Li Fangzhi, Untitled (Three Kingdoms War), 1960, collection of M+, Hong Kong

Massanori Tomita

Massanori Tomita’s works are characterized by richly layered surfaces and complex, luminous imagery. His practice is deeply connected to postwar Japanese art’s intense engagement with materiality, while simultaneously opening new possibilities for contemporary abstraction. Using resin, oil paint, and ink, his layered materials lend the surfaces a jewel-like sheen.

I vividly recall his presentation at Art Basel Switzerland this year, where his entire booth consisted of floor-based installations. Their surfaces shimmered with a lacquer-like brilliance reminiscent of traditional Chinese lacquerware—rich in color yet never heavy, ornate yet restrained, achieving a balanced and composed aesthetic. The booth also included the artist’s sketches and notebooks, revealing that despite the abstract appearance of his work, his practice is grounded in an effort to merge the drawn world of his studies with abstraction.

Each time new works by Tomita are released, they sell out almost instantly. Even in a relatively subdued market, his work has demonstrated remarkable commercial momentum.

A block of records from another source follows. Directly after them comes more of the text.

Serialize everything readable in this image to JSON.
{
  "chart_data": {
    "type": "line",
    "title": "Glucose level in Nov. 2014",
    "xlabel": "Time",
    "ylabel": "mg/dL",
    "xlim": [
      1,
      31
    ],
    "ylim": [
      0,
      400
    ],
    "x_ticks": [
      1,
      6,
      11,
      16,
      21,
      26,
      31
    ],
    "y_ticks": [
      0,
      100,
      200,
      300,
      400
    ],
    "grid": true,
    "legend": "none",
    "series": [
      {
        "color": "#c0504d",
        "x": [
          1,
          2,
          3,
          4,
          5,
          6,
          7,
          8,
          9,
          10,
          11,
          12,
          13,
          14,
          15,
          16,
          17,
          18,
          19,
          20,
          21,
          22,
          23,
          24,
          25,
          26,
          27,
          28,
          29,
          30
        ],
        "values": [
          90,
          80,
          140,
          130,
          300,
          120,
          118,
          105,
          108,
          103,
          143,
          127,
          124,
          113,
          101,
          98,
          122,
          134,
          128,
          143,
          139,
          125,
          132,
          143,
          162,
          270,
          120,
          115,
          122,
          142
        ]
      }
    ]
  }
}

Massanori Tomita , Occupy, 2025

Massanori Tomita , Silver Paper, 2025

Massanori Tomita , Chesnut Head, 2023

For Asian artists to thrive within Western contexts today, a balance must be struck between historical insight and the development of a distinct contemporary language. Reina Sugihara’s paintings naturally recall the legacy of material experimentation in postwar Japanese art. Hanna Hur’s minimalist labor evokes Agnes Martin and On Kawara. These connections are never forced or derivative; they emerge through long processes of digestion and internalization. It is precisely this depth of engagement—rather than the direct borrowing of art-historical forms—that allows these artists to arrive at practices that are unmistakably their own.